In previous examples and mini course (such as our introduction to math models for geomatics networks), we kept things simpler than they are in reality.

For example, recall our simple width of the room example that helped us express an error and a residual as follows for the i^{th} measurement in a survey:

    \begin{equation*} e_i = l_i - x \end{equation*}


    \begin{equation*} r_i = l_i - \hat{x} \end{equation*}

These made sense as the difference between the measurements and the actual and estimated parameters, respectively, but toward the end of the same example we went further and clarified that it’s a rare case where we would be able to directly measure the parameter of interest.

To deal with that we represented the mapping from parameter space to measurement space by some nominal function f() and used that write the above equations as follows:

    \begin{equation*} e_i = l_i - f(x) \end{equation*}


    \begin{equation*} r_i = l_i - f(\hat{x}) \end{equation*}

Conceptually this kind of works. But it’s not enough for our work in geomatics networks.

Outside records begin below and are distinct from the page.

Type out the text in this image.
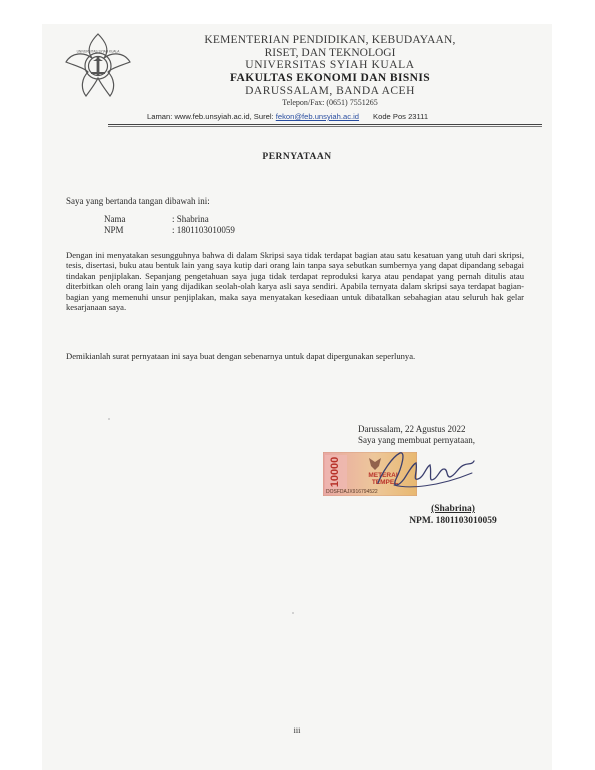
UNIVERSITAS SYIAH KUALA
KEMENTERIAN PENDIDIKAN, KEBUDAYAAN,
RISET, DAN TEKNOLOGI
UNIVERSITAS SYIAH KUALA
FAKULTAS EKONOMI DAN BISNIS
DARUSSALAM, BANDA ACEH
Telepon/Fax: (0651) 7551265
Laman: www.feb.unsyiah.ac.id, Surel: fekon@feb.unsyiah.ac.id Kode Pos 23111
PERNYATAAN
Saya yang bertanda tangan dibawah ini:
Nama	: Shabrina
NPM	: 1801103010059
Dengan ini menyatakan sesungguhnya bahwa di dalam Skripsi saya tidak terdapat bagian atau satu kesatuan yang utuh dari skripsi, tesis, disertasi, buku atau bentuk lain yang saya kutip dari orang lain tanpa saya sebutkan sumbernya yang dapat dipandang sebagai tindakan penjiplakan. Sepanjang pengetahuan saya juga tidak terdapat reproduksi karya atau pendapat yang pernah ditulis atau diterbitkan oleh orang lain yang dijadikan seolah-olah karya asli saya sendiri. Apabila ternyata dalam skripsi saya terdapat bagian-bagian yang memenuhi unsur penjiplakan, maka saya menyatakan kesediaan untuk dibatalkan sebahagian atau seluruh hak gelar kesarjanaan saya.
Demikianlah surat pernyataan ini saya buat dengan sebenarnya untuk dapat dipergunakan seperlunya.
Darussalam, 22 Agustus 2022
Saya yang membuat pernyataan,
10000	METERAI
TEMPEL
DOSFDAJX916794522
(Shabrina)
NPM. 1801103010059
iii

We need to be able to more rigorously represent the relationship between the parameters of interest and the measurements accessible to us in a survey. This is called functional modeling.

We’re going to represent the relationship between our parameters and our measurements as follows:

    \begin{equation*} \mathbf{F}(\mathbf{x},\mathbf{l}_{true}) = \mathbf{0} \end{equation*}

I want you to deeply understand what functional modeling is all about, and I want you to build a practice in it. That is the subject of this mini course.